Insolvencies ease in signs of UK businesses’ resilience
Insolvencies declined slightly in June in signs UK businesses under pressure from higher costs have weathered through tax rises and low national spirits.
In new data published by the Insolvency Service, company insolvencies fell by eight per cent in June compared to the month before.
The number of insolvencies – 2,043 – was also 16 per cent lower than at the same time in 2024.
The month saw a sharp decrease in the creditors’ voluntary liquidations, the most common form of insolvency which involves companies getting wound up by directors with the agreement of creditors.
Administrations were also lower in June, which can often be more complex affairs that sees insolvency firms intervene and look to rescue businesses.

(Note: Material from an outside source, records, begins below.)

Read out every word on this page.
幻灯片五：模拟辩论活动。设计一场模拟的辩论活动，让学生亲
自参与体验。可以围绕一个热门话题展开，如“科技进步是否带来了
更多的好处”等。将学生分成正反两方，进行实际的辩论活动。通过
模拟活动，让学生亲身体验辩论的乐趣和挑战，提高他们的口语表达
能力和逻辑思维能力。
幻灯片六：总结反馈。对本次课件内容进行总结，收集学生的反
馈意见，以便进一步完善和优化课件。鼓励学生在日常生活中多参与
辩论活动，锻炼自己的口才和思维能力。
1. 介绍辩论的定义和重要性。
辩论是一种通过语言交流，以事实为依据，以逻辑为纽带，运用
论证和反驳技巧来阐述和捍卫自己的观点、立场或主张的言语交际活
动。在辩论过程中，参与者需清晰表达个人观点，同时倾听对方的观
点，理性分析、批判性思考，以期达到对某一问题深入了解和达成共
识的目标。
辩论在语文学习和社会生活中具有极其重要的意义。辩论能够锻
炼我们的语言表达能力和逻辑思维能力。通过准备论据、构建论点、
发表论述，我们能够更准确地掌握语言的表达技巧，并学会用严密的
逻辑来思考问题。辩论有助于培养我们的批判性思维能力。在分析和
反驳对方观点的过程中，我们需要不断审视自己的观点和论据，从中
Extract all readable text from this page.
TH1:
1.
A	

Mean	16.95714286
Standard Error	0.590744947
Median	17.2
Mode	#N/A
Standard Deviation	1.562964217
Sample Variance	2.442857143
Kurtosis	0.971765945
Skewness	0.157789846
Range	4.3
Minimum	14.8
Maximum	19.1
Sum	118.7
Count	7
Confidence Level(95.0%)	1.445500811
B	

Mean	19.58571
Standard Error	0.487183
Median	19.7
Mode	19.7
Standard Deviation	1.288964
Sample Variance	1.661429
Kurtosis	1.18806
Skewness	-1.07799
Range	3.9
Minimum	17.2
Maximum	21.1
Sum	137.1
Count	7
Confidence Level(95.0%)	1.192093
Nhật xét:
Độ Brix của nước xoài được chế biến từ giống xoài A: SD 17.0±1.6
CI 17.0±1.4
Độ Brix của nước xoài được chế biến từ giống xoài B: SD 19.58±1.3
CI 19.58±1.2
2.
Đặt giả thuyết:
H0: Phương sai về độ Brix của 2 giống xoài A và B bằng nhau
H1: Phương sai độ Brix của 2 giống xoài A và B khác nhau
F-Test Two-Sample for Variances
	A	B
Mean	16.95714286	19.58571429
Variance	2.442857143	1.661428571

The sectors that saw the highest number of administrations in the first half of the year include manufacturing and construction, though levels were lower the same six months last year.
Insolvencies risks worsening
Retail and leisure firms have appeared to struggle more this year, reflecting jobs data showing a sharp decline in employment across hospitality and at high street shops.
David Hudson, restructuring advisory partner at FRP, said new data was a “glimmer of relief” as hospitality and retail businesses were now “reaping the benefits of record hot weather”.
“June’s unexpected jump in inflation will only serve to continue eroding profit margins and consumer demand,” Hudson said.
“This environment is forcing businesses to fight on multiple fronts. Many will likely only be experiencing breathing space after dramatically paring back costs.
“Until demand shows a more sustained recovery and input costs ease further, there’s a risk that this reprieve is just a pause rather than a turning point.”
Kroll’s head of restructuring Benjamin Wiles said the overall decline in administrations showed “a level of resilience that shouldn’t be overlooked”.
“The question we are asking is whether businesses are fundamentally stronger or are they simply treading water. The second half of the year will be critical in determining whether this resilience can be sustained or if further pressures will tip more companies into distress.”